Every 12 months we lectionary types spend four weeks in the liturgical wilderness of Advent waiting for a reason to sing. But we've heard the good news so many times that it isn't really news at all. And modern voices are rarely tuned for genuine praise, whether it be at the announcements of the first angels, the words of the fourth evangelist or the sermon offerings of tired-from-the-holidays preachers. Even in the best of times, we don't sing much anymore—not old songs, not new songs, not any songs that have God as their subject and God's work as their object.
Doxology is difficult for the detached and analytical; it's really hard to sing with your fingers crossed. Our skepticism affects the vocal cords and pinches the nerve of praise. We find if safer to reflect on others' experiences, to interpret biblical praise in its original context, to explore the historical and sociopolitical development of Israel's convictions regarding the Christ.
Our hermeneutic of doubt allows us to understand how past generations invested Jesus' birth with theological significance without having to make a call ourselves. We get it, in other words, but we will not be gotten. We posit the truth of the gospel but refuse to hold the baby.
Yes, the narrative is interesting, and worthy of more thought and due consideration. But singing about it? Isaiah sees and hears beautiful-footed messengers urging even the ruins of Jerusalem to strike up the band. The gospel lesson is a hymn, for Christ's sake! But many of us demur.
This year we find our throats even drier. Our current wilderness is not only liturgical but economic, the dust in our throats the ashes of retirement funds. The ends of the earth may see God's victory in the collapse of empire, but we who have benefited from the "good times" of U.S. financial ascendancy are less able to sing than ever.

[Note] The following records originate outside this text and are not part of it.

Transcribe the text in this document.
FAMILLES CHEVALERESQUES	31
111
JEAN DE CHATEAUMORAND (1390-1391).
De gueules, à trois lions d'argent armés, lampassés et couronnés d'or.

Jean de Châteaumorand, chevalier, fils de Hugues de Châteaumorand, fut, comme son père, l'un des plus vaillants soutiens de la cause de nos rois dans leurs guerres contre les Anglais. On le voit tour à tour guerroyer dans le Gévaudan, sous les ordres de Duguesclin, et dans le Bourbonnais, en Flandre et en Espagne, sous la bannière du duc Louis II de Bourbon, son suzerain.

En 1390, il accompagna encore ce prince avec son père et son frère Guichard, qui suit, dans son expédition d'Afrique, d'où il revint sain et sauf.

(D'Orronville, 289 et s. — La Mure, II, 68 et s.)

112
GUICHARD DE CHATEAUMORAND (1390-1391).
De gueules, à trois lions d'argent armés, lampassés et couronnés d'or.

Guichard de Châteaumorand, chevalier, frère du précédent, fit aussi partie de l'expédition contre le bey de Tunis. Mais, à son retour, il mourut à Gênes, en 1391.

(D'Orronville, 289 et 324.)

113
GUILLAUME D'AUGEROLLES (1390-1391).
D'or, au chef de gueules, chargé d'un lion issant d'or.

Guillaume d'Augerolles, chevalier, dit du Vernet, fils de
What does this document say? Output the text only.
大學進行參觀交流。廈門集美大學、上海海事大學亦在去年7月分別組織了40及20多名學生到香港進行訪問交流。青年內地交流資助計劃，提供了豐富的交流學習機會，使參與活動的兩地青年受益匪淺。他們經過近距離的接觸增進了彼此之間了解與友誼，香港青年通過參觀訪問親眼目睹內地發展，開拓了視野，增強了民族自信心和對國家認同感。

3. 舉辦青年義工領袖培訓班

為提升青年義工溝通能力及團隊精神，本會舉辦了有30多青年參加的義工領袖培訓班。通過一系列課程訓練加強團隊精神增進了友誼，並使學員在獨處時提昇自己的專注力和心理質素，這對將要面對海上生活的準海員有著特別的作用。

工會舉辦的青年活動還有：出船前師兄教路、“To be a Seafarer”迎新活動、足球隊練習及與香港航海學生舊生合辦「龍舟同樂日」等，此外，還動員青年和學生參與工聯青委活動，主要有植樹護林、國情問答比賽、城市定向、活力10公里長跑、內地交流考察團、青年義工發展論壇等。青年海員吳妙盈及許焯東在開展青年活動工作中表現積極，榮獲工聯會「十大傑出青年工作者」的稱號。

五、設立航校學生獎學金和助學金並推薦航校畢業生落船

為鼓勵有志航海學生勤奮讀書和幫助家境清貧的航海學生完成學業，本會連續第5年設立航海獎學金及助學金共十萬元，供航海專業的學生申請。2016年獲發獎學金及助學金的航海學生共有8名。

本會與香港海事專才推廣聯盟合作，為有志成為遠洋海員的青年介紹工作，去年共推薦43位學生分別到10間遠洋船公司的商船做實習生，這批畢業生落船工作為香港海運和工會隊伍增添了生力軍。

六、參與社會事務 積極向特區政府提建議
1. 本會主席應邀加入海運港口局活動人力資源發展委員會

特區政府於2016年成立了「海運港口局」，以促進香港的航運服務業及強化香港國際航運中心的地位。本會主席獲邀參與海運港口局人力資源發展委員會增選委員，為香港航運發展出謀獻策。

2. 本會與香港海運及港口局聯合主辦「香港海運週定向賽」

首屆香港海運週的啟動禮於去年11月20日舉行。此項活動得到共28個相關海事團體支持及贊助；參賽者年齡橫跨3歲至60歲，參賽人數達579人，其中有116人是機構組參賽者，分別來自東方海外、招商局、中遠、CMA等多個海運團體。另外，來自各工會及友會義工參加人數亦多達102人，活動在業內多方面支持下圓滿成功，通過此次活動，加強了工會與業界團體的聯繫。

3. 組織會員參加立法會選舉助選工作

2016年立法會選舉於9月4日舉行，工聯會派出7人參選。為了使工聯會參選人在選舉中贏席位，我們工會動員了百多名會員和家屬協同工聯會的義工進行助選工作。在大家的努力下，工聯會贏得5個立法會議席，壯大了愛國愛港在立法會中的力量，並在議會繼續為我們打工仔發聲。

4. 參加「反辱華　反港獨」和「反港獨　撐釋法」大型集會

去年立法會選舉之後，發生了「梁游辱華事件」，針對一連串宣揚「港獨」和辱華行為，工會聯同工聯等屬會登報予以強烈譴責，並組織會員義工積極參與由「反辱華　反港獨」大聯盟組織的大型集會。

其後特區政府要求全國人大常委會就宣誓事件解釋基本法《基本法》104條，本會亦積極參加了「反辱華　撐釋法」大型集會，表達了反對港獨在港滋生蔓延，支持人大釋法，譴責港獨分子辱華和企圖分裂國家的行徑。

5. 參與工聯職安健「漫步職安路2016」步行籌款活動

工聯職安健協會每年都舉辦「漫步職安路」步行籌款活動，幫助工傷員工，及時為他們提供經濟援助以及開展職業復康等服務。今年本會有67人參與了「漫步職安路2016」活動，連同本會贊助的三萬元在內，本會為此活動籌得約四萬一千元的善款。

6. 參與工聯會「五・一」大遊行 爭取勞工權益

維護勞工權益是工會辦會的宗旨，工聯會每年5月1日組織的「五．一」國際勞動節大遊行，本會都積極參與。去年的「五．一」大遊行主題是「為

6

We like to consider ourselves God's people, but the Magnificat's promises—the mighty humiliated, the rich sent away hungry—put us on the wrong side of Bethlehem's tracks. Now that the mountains are brought low, can we sing the Lord's song?
Perhaps. We too are waiting for God to comfort the people, to restore the fortunes of the ruined. This Christmas season is rich with that prophetic possibility that God's restoration will come in a way we would never expect and could easily miss. The steadfast love of the Lord, if we have eyes to see it, can give us voices to sing praise to the Lord who announces salvation to ruined cities and people.